Input: nums = [1,1,1], k = 2 Output: 2

Explanation: The subarrays are [1,1] and [1,1].

Example 2:

Input: nums = [1,2,3], k = 3 Output: 2

Explanation: The subarrays are [3] and [1,2].

Steps and Explanation

This problem can be efficiently solved using a hash map to store the cumulative sum and its frequency. We iterate through the array, calculating the cumulative sum at each point. For each cumulative sum, we check if cumulativeSum - k exists in the hash map. If it does, it means there's a subarray ending at the current index with a sum equal to k. The frequency of cumulativeSum - k represents the number of such subarrays.

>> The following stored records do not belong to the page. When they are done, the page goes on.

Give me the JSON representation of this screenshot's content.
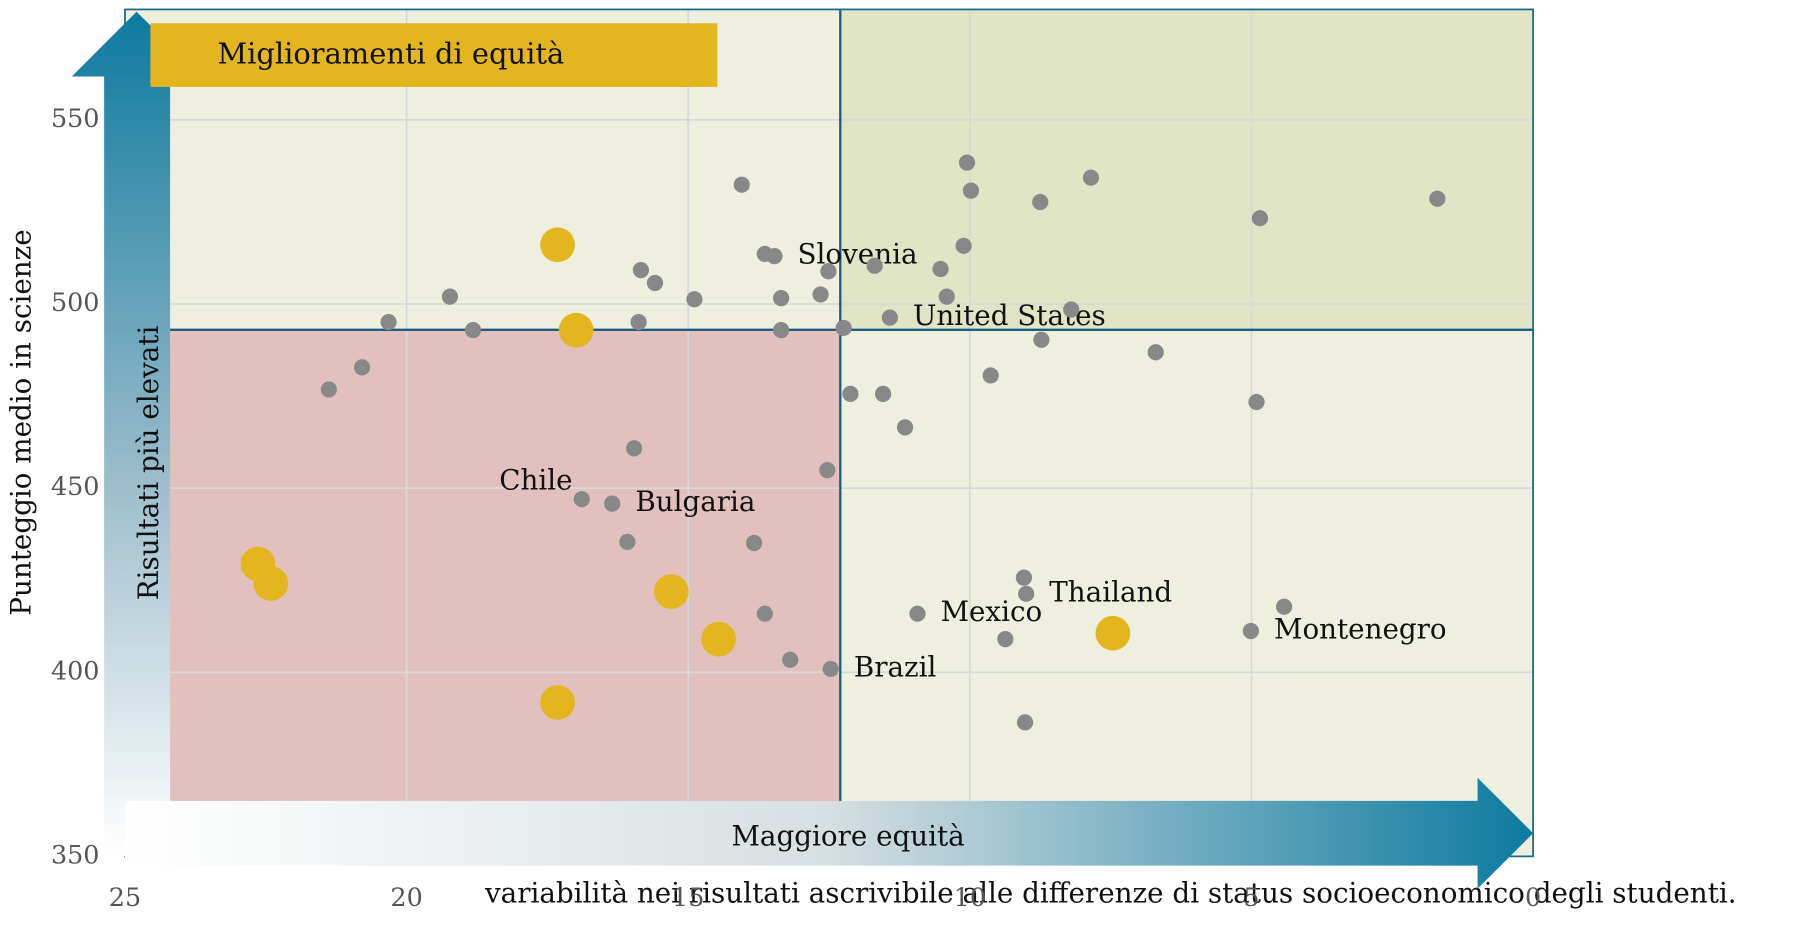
{
  "chart_data": {
    "type": "scatter",
    "title": "Miglioramenti di equità",
    "y_arrow_label": "Risultati più elevati",
    "x_arrow_label": "Maggiore equità",
    "xlabel": "variabilità nei risultati ascrivibile alle differenze di status socioeconomico degli studenti.",
    "ylabel": "Punteggio medio in scienze",
    "xlim": [
      25,
      0
    ],
    "ylim": [
      350,
      580
    ],
    "xticks": [
      25,
      20,
      15,
      10,
      5,
      0
    ],
    "yticks": [
      350,
      400,
      450,
      500,
      550
    ],
    "xref": 12.3,
    "yref": 493,
    "grid": true,
    "series": [
      {
        "color": "#888888",
        "x": [
          21.38,
          20.79,
          20.32,
          19.23,
          18.82,
          15.84,
          15.59,
          15.88,
          14.89,
          14.05,
          13.64,
          13.47,
          13.35,
          13.35,
          12.65,
          12.51,
          12.24,
          11.69,
          12.12,
          11.54,
          11.15,
          11.42,
          10.52,
          10.41,
          10.11,
          10.05,
          9.98,
          9.63,
          8.75,
          7.85,
          8.73,
          8.2,
          6.7,
          4.85,
          4.91,
          1.7,
          15.96,
          16.89,
          16.35,
          16.08,
          13.83,
          12.53,
          13.64,
          13.19,
          12.47,
          10.93,
          9.37,
          9.04,
          9.0,
          9.02,
          5.01,
          4.42
        ],
        "values": [
          476.8,
          482.8,
          495.1,
          502.0,
          492.9,
          509.2,
          505.7,
          495.1,
          501.3,
          532.4,
          513.6,
          513.0,
          501.6,
          492.9,
          502.6,
          508.9,
          493.5,
          510.4,
          475.6,
          475.6,
          466.5,
          496.3,
          509.5,
          502.0,
          515.8,
          538.4,
          530.8,
          480.6,
          527.7,
          534.3,
          490.3,
          498.5,
          486.9,
          523.3,
          473.4,
          528.6,
          460.8,
          447.0,
          445.8,
          435.4,
          435.1,
          454.9,
          415.9,
          403.4,
          400.9,
          415.9,
          409.0,
          425.7,
          421.3,
          386.4,
          411.2,
          417.8
        ],
        "labels": [
          null,
          null,
          null,
          null,
          null,
          null,
          null,
          null,
          null,
          null,
          null,
          "Slovenia",
          null,
          null,
          null,
          null,
          null,
          null,
          null,
          null,
          null,
          "United States",
          null,
          null,
          null,
          null,
          null,
          null,
          null,
          null,
          null,
          null,
          null,
          null,
          null,
          null,
          null,
          "Chile",
          "Bulgaria",
          null,
          null,
          null,
          null,
          null,
          "Brazil",
          "Mexico",
          null,
          null,
          "Thailand",
          null,
          "Montenegro",
          null
        ]
      },
      {
        "color": "#e3b620",
        "x": [
          17.32,
          16.99,
          22.64,
          22.41,
          15.3,
          14.46,
          17.32,
          7.46
        ],
        "values": [
          516.1,
          492.9,
          429.4,
          424.1,
          421.9,
          409.0,
          391.8,
          410.6
        ]
      }
    ]
  }
}
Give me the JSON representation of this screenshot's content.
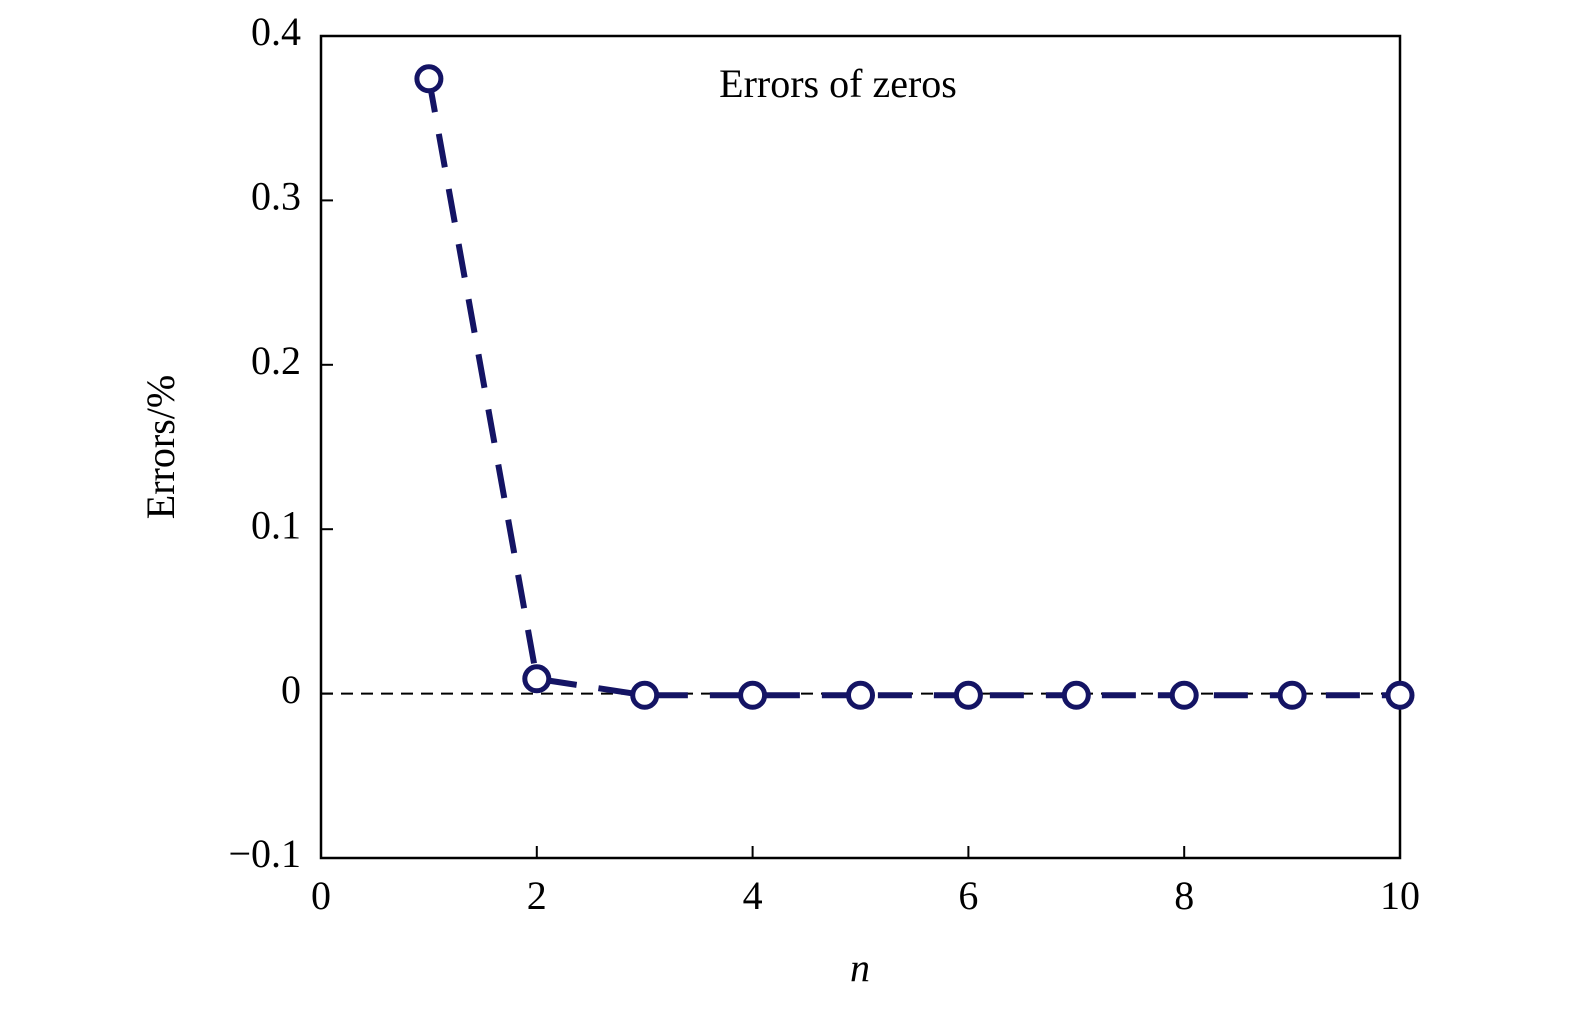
{
  "chart_data": {
    "type": "line",
    "title": "Errors of zeros",
    "x_label": "n",
    "y_label": "Errors/%",
    "x": [
      1,
      2,
      3,
      4,
      5,
      6,
      7,
      8,
      9,
      10
    ],
    "series": [
      {
        "name": "Errors of zeros",
        "color": "#141464",
        "values": [
          0.374,
          0.009,
          -0.001,
          -0.001,
          -0.001,
          -0.001,
          -0.001,
          -0.001,
          -0.001,
          -0.001
        ]
      }
    ],
    "xlim": [
      0,
      10
    ],
    "xticks": [
      0,
      2,
      4,
      6,
      8,
      10
    ],
    "ylim": [
      -0.1,
      0.4
    ],
    "yticks": [
      {
        "value": -0.1,
        "label": "−0.1"
      },
      0,
      0.1,
      0.2,
      0.3,
      0.4
    ],
    "grid": false
  }
}
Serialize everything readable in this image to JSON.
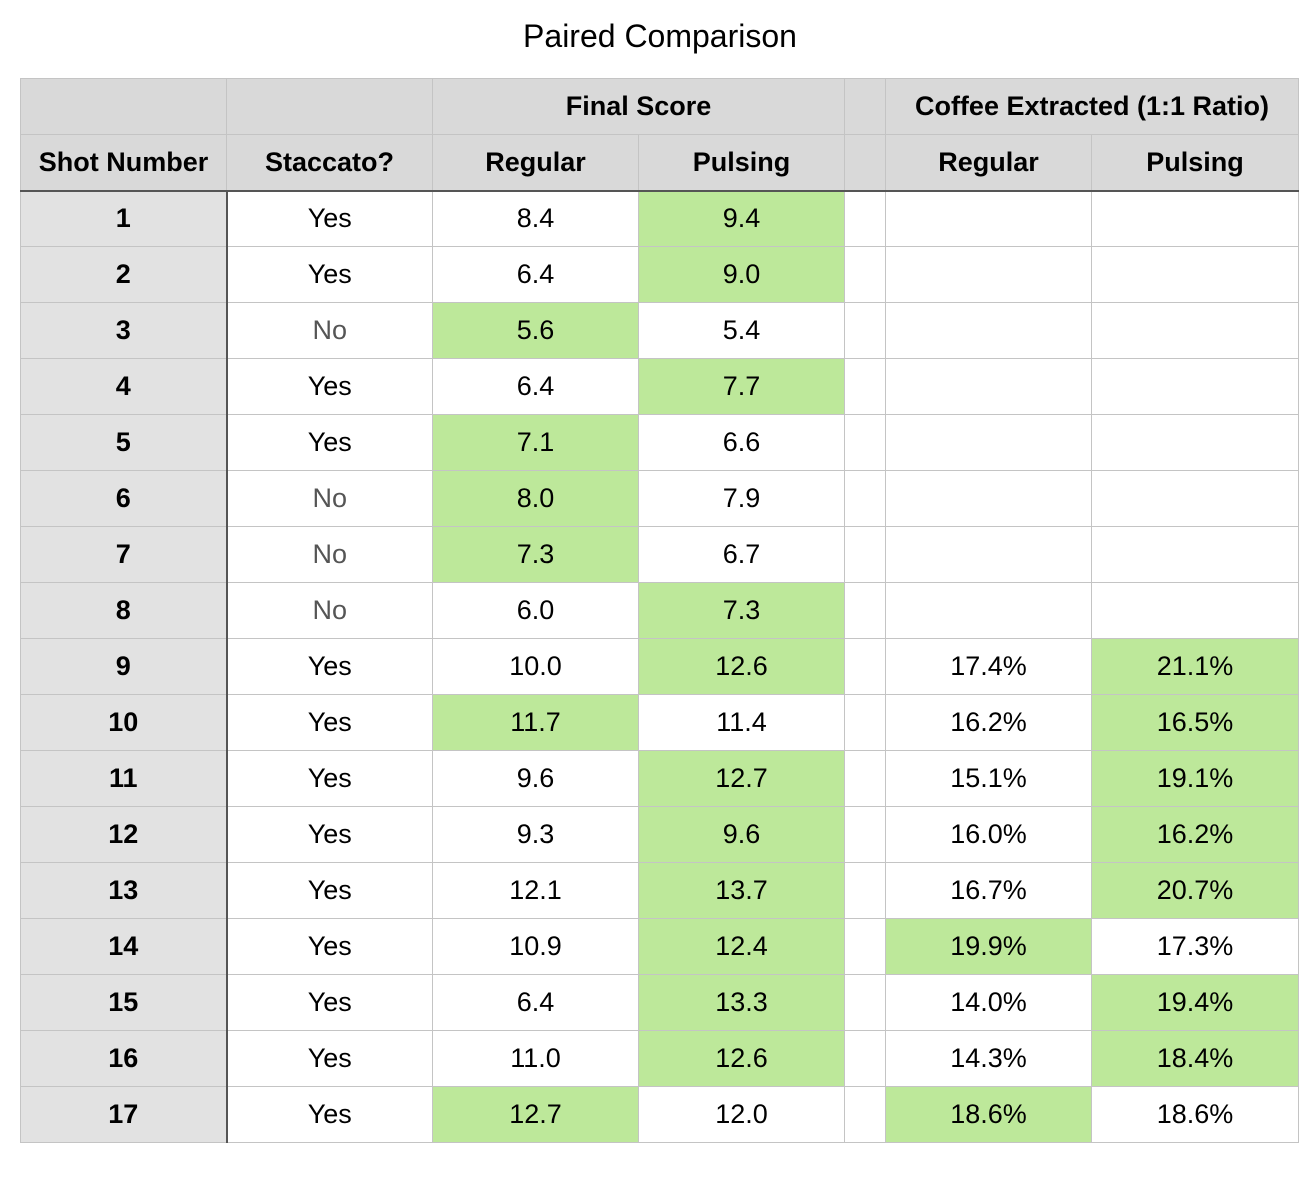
{
  "title": "Paired Comparison",
  "header": {
    "final_score": "Final Score",
    "coffee_extracted": "Coffee Extracted (1:1 Ratio)",
    "shot_number": "Shot Number",
    "staccato": "Staccato?",
    "regular": "Regular",
    "pulsing": "Pulsing",
    "regular2": "Regular",
    "pulsing2": "Pulsing"
  },
  "colors": {
    "highlight": "#bde89a",
    "header_bg": "#d9d9d9",
    "rowhead_bg": "#e2e2e2"
  },
  "rows": [
    {
      "shot": "1",
      "staccato": "Yes",
      "fs_reg": "8.4",
      "fs_pul": "9.4",
      "ce_reg": "",
      "ce_pul": "",
      "hl": [
        "fs_pul"
      ]
    },
    {
      "shot": "2",
      "staccato": "Yes",
      "fs_reg": "6.4",
      "fs_pul": "9.0",
      "ce_reg": "",
      "ce_pul": "",
      "hl": [
        "fs_pul"
      ]
    },
    {
      "shot": "3",
      "staccato": "No",
      "fs_reg": "5.6",
      "fs_pul": "5.4",
      "ce_reg": "",
      "ce_pul": "",
      "hl": [
        "fs_reg"
      ]
    },
    {
      "shot": "4",
      "staccato": "Yes",
      "fs_reg": "6.4",
      "fs_pul": "7.7",
      "ce_reg": "",
      "ce_pul": "",
      "hl": [
        "fs_pul"
      ]
    },
    {
      "shot": "5",
      "staccato": "Yes",
      "fs_reg": "7.1",
      "fs_pul": "6.6",
      "ce_reg": "",
      "ce_pul": "",
      "hl": [
        "fs_reg"
      ]
    },
    {
      "shot": "6",
      "staccato": "No",
      "fs_reg": "8.0",
      "fs_pul": "7.9",
      "ce_reg": "",
      "ce_pul": "",
      "hl": [
        "fs_reg"
      ]
    },
    {
      "shot": "7",
      "staccato": "No",
      "fs_reg": "7.3",
      "fs_pul": "6.7",
      "ce_reg": "",
      "ce_pul": "",
      "hl": [
        "fs_reg"
      ]
    },
    {
      "shot": "8",
      "staccato": "No",
      "fs_reg": "6.0",
      "fs_pul": "7.3",
      "ce_reg": "",
      "ce_pul": "",
      "hl": [
        "fs_pul"
      ]
    },
    {
      "shot": "9",
      "staccato": "Yes",
      "fs_reg": "10.0",
      "fs_pul": "12.6",
      "ce_reg": "17.4%",
      "ce_pul": "21.1%",
      "hl": [
        "fs_pul",
        "ce_pul"
      ]
    },
    {
      "shot": "10",
      "staccato": "Yes",
      "fs_reg": "11.7",
      "fs_pul": "11.4",
      "ce_reg": "16.2%",
      "ce_pul": "16.5%",
      "hl": [
        "fs_reg",
        "ce_pul"
      ]
    },
    {
      "shot": "11",
      "staccato": "Yes",
      "fs_reg": "9.6",
      "fs_pul": "12.7",
      "ce_reg": "15.1%",
      "ce_pul": "19.1%",
      "hl": [
        "fs_pul",
        "ce_pul"
      ]
    },
    {
      "shot": "12",
      "staccato": "Yes",
      "fs_reg": "9.3",
      "fs_pul": "9.6",
      "ce_reg": "16.0%",
      "ce_pul": "16.2%",
      "hl": [
        "fs_pul",
        "ce_pul"
      ]
    },
    {
      "shot": "13",
      "staccato": "Yes",
      "fs_reg": "12.1",
      "fs_pul": "13.7",
      "ce_reg": "16.7%",
      "ce_pul": "20.7%",
      "hl": [
        "fs_pul",
        "ce_pul"
      ]
    },
    {
      "shot": "14",
      "staccato": "Yes",
      "fs_reg": "10.9",
      "fs_pul": "12.4",
      "ce_reg": "19.9%",
      "ce_pul": "17.3%",
      "hl": [
        "fs_pul",
        "ce_reg"
      ]
    },
    {
      "shot": "15",
      "staccato": "Yes",
      "fs_reg": "6.4",
      "fs_pul": "13.3",
      "ce_reg": "14.0%",
      "ce_pul": "19.4%",
      "hl": [
        "fs_pul",
        "ce_pul"
      ]
    },
    {
      "shot": "16",
      "staccato": "Yes",
      "fs_reg": "11.0",
      "fs_pul": "12.6",
      "ce_reg": "14.3%",
      "ce_pul": "18.4%",
      "hl": [
        "fs_pul",
        "ce_pul"
      ]
    },
    {
      "shot": "17",
      "staccato": "Yes",
      "fs_reg": "12.7",
      "fs_pul": "12.0",
      "ce_reg": "18.6%",
      "ce_pul": "18.6%",
      "hl": [
        "fs_reg",
        "ce_reg"
      ]
    }
  ]
}
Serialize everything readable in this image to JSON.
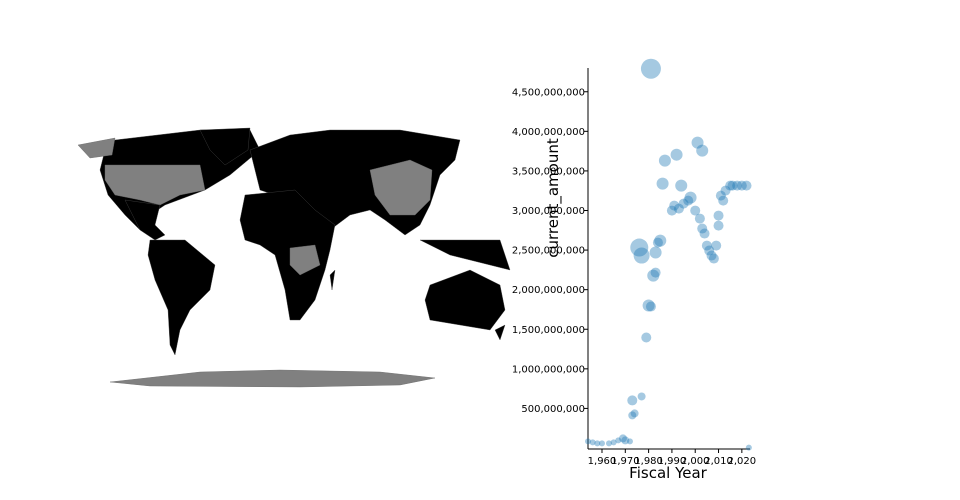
{
  "chart_data": [
    {
      "type": "map"
    },
    {
      "type": "scatter",
      "x_label": "Fiscal Year",
      "y_label": "current_amount",
      "color": "#1f77b4",
      "x": [
        1954,
        1956,
        1958,
        1960,
        1963,
        1965,
        1967,
        1969,
        1970,
        1972,
        1973,
        1974,
        1973,
        1977,
        1979,
        1980,
        1981,
        1982,
        1983,
        1983,
        1984,
        1977,
        1976,
        1985,
        1986,
        1987,
        1992,
        1994,
        1990,
        1991,
        1993,
        1995,
        1997,
        1998,
        2000,
        2002,
        2003,
        2004,
        2005,
        2006,
        2007,
        2008,
        2001,
        2003,
        2011,
        2012,
        2013,
        2015,
        2016,
        2018,
        2020,
        2022,
        2010,
        2010,
        2009,
        2023,
        1981
      ],
      "values": [
        84000000,
        71000000,
        58000000,
        58000000,
        58000000,
        71000000,
        96000000,
        121000000,
        96000000,
        84000000,
        412000000,
        437000000,
        601000000,
        651000000,
        1396000000,
        1800000000,
        1787000000,
        2178000000,
        2216000000,
        2469000000,
        2595000000,
        2431000000,
        2532000000,
        2620000000,
        3340000000,
        3630000000,
        3705000000,
        3314000000,
        2999000000,
        3062000000,
        3024000000,
        3087000000,
        3125000000,
        3163000000,
        2999000000,
        2898000000,
        2772000000,
        2709000000,
        2557000000,
        2494000000,
        2431000000,
        2393000000,
        3857000000,
        3756000000,
        3188000000,
        3125000000,
        3251000000,
        3314000000,
        3314000000,
        3314000000,
        3314000000,
        3314000000,
        2809000000,
        2936000000,
        2557000000,
        5000000,
        4791000000
      ],
      "sizes": [
        3,
        3,
        3,
        3,
        3,
        3,
        3,
        4,
        4,
        3,
        4,
        4,
        5,
        4,
        5,
        6,
        5,
        6,
        5,
        6,
        5,
        8,
        9,
        6,
        6,
        6,
        6,
        6,
        5,
        5,
        5,
        5,
        5,
        6,
        5,
        5,
        5,
        5,
        5,
        5,
        5,
        5,
        6,
        6,
        5,
        5,
        5,
        5,
        5,
        5,
        5,
        5,
        5,
        5,
        5,
        3,
        10
      ],
      "xlim": [
        1954,
        2023.5
      ],
      "ylim": [
        0,
        4800000000
      ],
      "xticks": [
        {
          "value": 1960,
          "label": "1,960"
        },
        {
          "value": 1970,
          "label": "1,970"
        },
        {
          "value": 1980,
          "label": "1,980"
        },
        {
          "value": 1990,
          "label": "1,990"
        },
        {
          "value": 2000,
          "label": "2,000"
        },
        {
          "value": 2010,
          "label": "2,010"
        },
        {
          "value": 2020,
          "label": "2,020"
        }
      ],
      "yticks": [
        {
          "value": 500000000,
          "label": "500,000,000"
        },
        {
          "value": 1000000000,
          "label": "1,000,000,000"
        },
        {
          "value": 1500000000,
          "label": "1,500,000,000"
        },
        {
          "value": 2000000000,
          "label": "2,000,000,000"
        },
        {
          "value": 2500000000,
          "label": "2,500,000,000"
        },
        {
          "value": 3000000000,
          "label": "3,000,000,000"
        },
        {
          "value": 3500000000,
          "label": "3,500,000,000"
        },
        {
          "value": 4000000000,
          "label": "4,000,000,000"
        },
        {
          "value": 4500000000,
          "label": "4,500,000,000"
        }
      ]
    }
  ]
}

Initialization: Create a hash map sumMap to store cumulative sums and their frequencies. Initialize count to 0 (to store the total number of subarrays). Initialize cumulativeSum to 0.
Iteration: Iterate through the nums array.
Cumulative Sum Update: For each element num, update cumulativeSum by adding num to it.
Check for Subarray:
- If cumulativeSum == k, it means a subarray from the beginning to the current index has a sum of k. Increment count.
- Check if cumulativeSum - k is present in sumMap. If it is, it means there's a subarray ending at the current index with a sum of k. Add the frequency of cumulativeSum - k to count.
Update HashMap: Add cumulativeSum to sumMap. If cumulativeSum already exists, increment its frequency. We initialize the frequency of 0 to 1, because a subarray starting from index 0 always exists.
Return Count: After iterating through the entire array, return count.

Code (Java)

import java.util.HashMap;
import java.util.Map;

class Solution {
    public int subarraySum(int[] nums, int k) {
        Map<Integer, Integer> sumMap = new HashMap<>();
        sumMap.put(0, 1); //Important: Handle subarrays starting from index 0
        int cumulativeSum = 0;
        int count = 0;

        for (int num : nums) {
            cumulativeSum += num;
            if (sumMap.containsKey(cumulativeSum - k)) {
                count += sumMap.get(cumulativeSum - k);
            }
            sumMap.put(cumulativeSum, sumMap.getOrDefault(cumulativeSum, 0) + 1);
        }

        return count;
    }
}

Complexity

Time Complexity: O(n), where n is the length of the input array. We iterate through the array once. HashMap operations (get and put) take O(1) on average.
Space Complexity: O(n) in the worst case, as the hash map could store up to n distinct cumulative sums. In the best case, it could be O(1).